The first session will address law’s relationship to interdisciplinarity with a focus on questions of immigration. We will examine how property surfaces as a way to conceptualize various rights and entitlements, including the right of a lawful resident to return, the claim of an irregular migrant to remain, and the request of a refugee to belong.  We will also consider how immigration might be re-theorized as the management of claims for resources rather than as spatial movement over territory.

The afternoon session will consider the ways in which those things are left behind after periods of state violence – buildings that were used as clandestine detention centres, photographs, clothes – become a focus within the community’s struggles for memory and justice. How are buildings, images and the cultural productions they provoke mobilized within the struggles to ‘re-set’ the norms of a society in the wake of such violence?
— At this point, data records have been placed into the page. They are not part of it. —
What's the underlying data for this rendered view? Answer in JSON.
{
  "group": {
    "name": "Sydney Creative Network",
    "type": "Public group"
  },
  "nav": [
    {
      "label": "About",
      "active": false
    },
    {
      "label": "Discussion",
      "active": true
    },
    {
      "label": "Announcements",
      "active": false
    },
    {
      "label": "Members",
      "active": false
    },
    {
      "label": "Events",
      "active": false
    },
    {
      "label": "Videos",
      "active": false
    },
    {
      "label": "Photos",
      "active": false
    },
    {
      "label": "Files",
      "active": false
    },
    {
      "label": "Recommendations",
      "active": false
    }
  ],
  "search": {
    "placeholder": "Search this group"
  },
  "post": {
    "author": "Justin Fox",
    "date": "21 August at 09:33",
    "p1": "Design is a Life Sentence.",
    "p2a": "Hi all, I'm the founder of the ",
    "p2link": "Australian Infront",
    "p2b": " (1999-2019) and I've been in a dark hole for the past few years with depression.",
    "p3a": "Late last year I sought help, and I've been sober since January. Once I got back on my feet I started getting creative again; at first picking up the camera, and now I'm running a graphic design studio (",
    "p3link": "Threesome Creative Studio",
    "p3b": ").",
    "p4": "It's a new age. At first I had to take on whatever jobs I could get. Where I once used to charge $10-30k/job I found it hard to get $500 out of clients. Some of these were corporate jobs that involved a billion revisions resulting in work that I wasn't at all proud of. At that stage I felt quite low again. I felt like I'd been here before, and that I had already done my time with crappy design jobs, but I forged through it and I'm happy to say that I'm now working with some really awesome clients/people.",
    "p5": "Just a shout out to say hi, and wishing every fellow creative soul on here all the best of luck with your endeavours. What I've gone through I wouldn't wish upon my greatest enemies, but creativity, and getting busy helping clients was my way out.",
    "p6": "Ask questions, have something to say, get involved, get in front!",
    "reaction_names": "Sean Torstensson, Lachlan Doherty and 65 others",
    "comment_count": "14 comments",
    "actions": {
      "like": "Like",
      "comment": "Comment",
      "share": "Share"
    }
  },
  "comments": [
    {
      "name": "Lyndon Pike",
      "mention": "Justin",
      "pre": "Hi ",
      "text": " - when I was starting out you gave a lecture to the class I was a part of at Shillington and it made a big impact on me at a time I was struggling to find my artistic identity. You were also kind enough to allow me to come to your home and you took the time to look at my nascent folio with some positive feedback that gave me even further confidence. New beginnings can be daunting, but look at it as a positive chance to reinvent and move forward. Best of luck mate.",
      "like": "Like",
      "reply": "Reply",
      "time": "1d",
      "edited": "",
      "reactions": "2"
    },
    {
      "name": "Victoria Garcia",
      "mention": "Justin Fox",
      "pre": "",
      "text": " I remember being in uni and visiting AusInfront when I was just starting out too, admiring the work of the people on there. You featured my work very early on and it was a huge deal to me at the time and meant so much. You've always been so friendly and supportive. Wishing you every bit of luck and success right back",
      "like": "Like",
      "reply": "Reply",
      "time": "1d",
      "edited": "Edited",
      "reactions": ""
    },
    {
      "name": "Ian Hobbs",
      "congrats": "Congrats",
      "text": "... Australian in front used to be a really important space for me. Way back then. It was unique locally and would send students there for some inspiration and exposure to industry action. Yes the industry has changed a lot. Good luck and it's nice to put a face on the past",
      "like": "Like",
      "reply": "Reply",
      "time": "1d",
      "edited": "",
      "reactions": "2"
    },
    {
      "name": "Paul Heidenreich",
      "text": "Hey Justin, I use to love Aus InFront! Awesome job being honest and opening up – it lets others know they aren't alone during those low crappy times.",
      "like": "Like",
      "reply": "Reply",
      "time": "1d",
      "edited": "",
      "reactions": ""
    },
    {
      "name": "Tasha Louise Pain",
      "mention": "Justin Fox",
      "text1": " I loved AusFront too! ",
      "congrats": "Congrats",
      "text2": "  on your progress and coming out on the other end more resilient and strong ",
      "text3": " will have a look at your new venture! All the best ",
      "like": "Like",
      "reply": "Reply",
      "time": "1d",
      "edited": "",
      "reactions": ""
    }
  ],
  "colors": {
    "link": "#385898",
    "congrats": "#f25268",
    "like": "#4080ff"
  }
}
Taking examples from Argentina and Chile’s experiences, we will consider how processes we can understand as bio-political created a caesura of differential belonging during the Southern cone’s experiences of dictatorship, and how in their post-dictatorship transition different modes of ‘repair’ seek to act on the property and traces that remain in order to demand new socialities and new normative commitments. We will pay attention to the different forums in which these demands are made, within and beyond the law, as well as how new forms of belonging and affiliation arise that may require further attention and critique. In terms of interdisciplinarity, the session will encourage you to think about how you engage with cultural productions such as performances, textual and visual interventions, in your own work.